For Gibbs-fitted models the PyMC model is not constructed during sampling; it is built lazily on first access so that downstream consumers (e.g. bridge sampling for marginal likelihoods) can evaluate logp and the prior under the same model definition used by the NUTS path.

Returns:¶: The model object used by fit(), or None if the instance has not been fit yet.
Return type:¶: pymc.Model or None

residuals()[source]¶

Return residuals on the observed scale.

Returns:¶: Residual vector y - fitted_values.
Return type:¶: np.ndarray

spatial_diagnostics()[source]¶

Run Bayesian LM specification tests and return a summary table.
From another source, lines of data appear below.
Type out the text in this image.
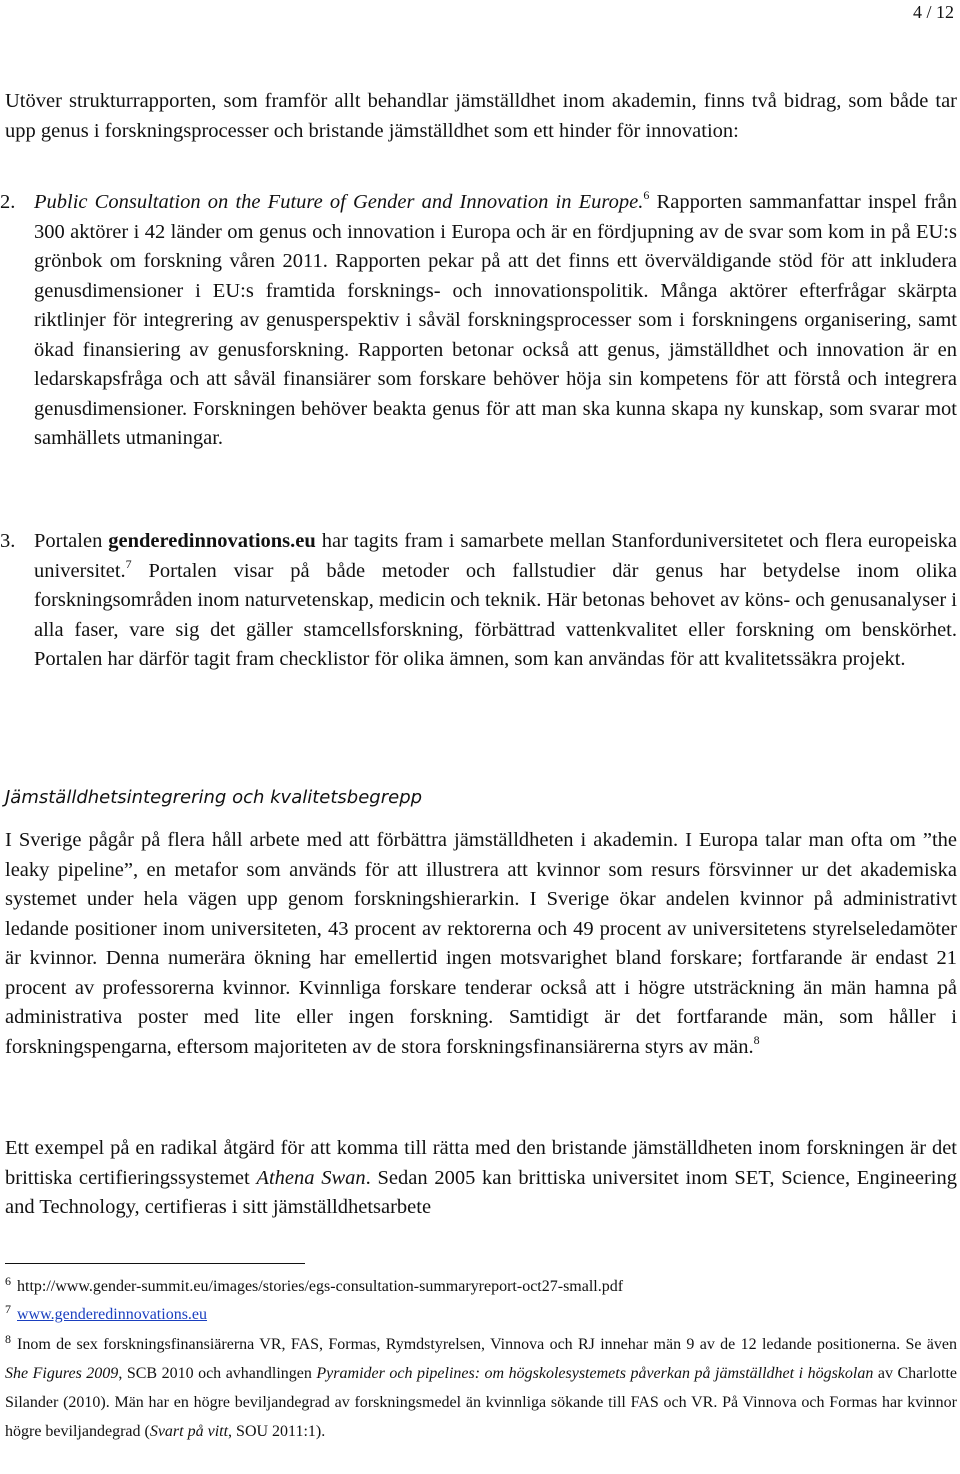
4 / 12

Utöver strukturrapporten, som framför allt behandlar jämställdhet inom akademin, finns två bidrag, som både tar upp genus i forskningsprocesser och bristande jämställdhet som ett hinder för innovation:

2. Public Consultation on the Future of Gender and Innovation in Europe.$^6$ Rapporten sammanfattar inspel från 300 aktörer i 42 länder om genus och innovation i Europa och är en fördjupning av de svar som kom in på EU:s grönbok om forskning våren 2011. Rapporten pekar på att det finns ett överväldigande stöd för att inkludera genusdimensioner i EU:s framtida forsknings- och innovationspolitik. Många aktörer efterfrågar skärpta riktlinjer för integrering av genusperspektiv i såväl forskningsprocesser som i forskningens organisering, samt ökad finansiering av genusforskning. Rapporten betonar också att genus, jämställdhet och innovation är en ledarskapsfråga och att såväl finansiärer som forskare behöver höja sin kompetens för att förstå och integrera genusdimensioner. Forskningen behöver beakta genus för att man ska kunna skapa ny kunskap, som svarar mot samhällets utmaningar.
3. Portalen genderedinnovations.eu har tagits fram i samarbete mellan Stanforduniversitetet och flera europeiska universitet.$^7$ Portalen visar på både metoder och fallstudier där genus har betydelse inom olika forskningsområden inom naturvetenskap, medicin och teknik. Här betonas behovet av köns- och genusanalyser i alla faser, vare sig det gäller stamcellsforskning, förbättrad vattenkvalitet eller forskning om benskörhet. Portalen har därför tagit fram checklistor för olika ämnen, som kan användas för att kvalitetssäkra projekt.
Jämställdhetsintegrering och kvalitetsbegrepp

I Sverige pågår på flera håll arbete med att förbättra jämställdheten i akademin. I Europa talar man ofta om ”the leaky pipeline”, en metafor som används för att illustrera att kvinnor som resurs försvinner ur det akademiska systemet under hela vägen upp genom forskningshierarkin. I Sverige ökar andelen kvinnor på administrativt ledande positioner inom universiteten, 43 procent av rektorerna och 49 procent av universitetens styrelseledamöter är kvinnor. Denna numerära ökning har emellertid ingen motsvarighet bland forskare; fortfarande är endast 21 procent av professorerna kvinnor. Kvinnliga forskare tenderar också att i högre utsträckning än män hamna på administrativa poster med lite eller ingen forskning. Samtidigt är det fortfarande män, som håller i forskningspengarna, eftersom majoriteten av de stora forskningsfinansiärerna styrs av män.$^8$

Ett exempel på en radikal åtgärd för att komma till rätta med den bristande jämställdheten inom forskningen är det brittiska certifieringssystemet Athena Swan. Sedan 2005 kan brittiska universitet inom SET, Science, Engineering and Technology, certifieras i sitt jämställdhetsarbete

$^6$ http://www.gender-summit.eu/images/stories/egs-consultation-summaryreport-oct27-small.pdf

$^7$ www.genderedinnovations.eu

$^8$ Inom de sex forskningsfinansiärerna VR, FAS, Formas, Rymdstyrelsen, Vinnova och RJ innehar män 9 av de 12 ledande positionerna. Se även She Figures 2009, SCB 2010 och avhandlingen Pyramider och pipelines: om högskolesystemets påverkan på jämställdhet i högskolan av Charlotte Silander (2010). Män har en högre beviljandegrad av forskningsmedel än kvinnliga sökande till FAS och VR. På Vinnova och Formas har kvinnor högre beviljandegrad (Svart på vitt, SOU 2011:1).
Looks up the diagnostic suite registered for this model class and calls each test function on this fitted model, collecting the results into a tidy DataFrame. The set of tests depends on the model type — for example, an OLS model runs LM-Lag, LM-Error, LM-SDM-Joint, and LM-SLX-Error-Joint, while an SAR model runs LM-Error, LM-WX, and Robust-LM-WX.

Requires the model to have been fit (.fit() called) and a spatial weights matrix W to have been supplied at construction time.

Returns:¶

DataFrame indexed by test name with columns:

Column	Description
statistic	Posterior mean of the LM statistic
median	Posterior median of the LM statistic
df	Degrees of freedom for the \(\chi^2\) reference
p_value	Bayesian p-value: `1 - chi2.cdf(mean, df)`
ci_lower	Lower bound of 95% credible interval (2.5%)
ci_upper	Upper bound of 95% credible interval (97.5%)

The DataFrame has attrs["model_type"] (class name) and attrs["n_draws"] (total posterior draws) metadata.

Return type:¶

pandas.DataFrame

Raises:¶

RuntimeError – If the model has not been fit yet.
ValueError – If no spatial weights matrix W was supplied.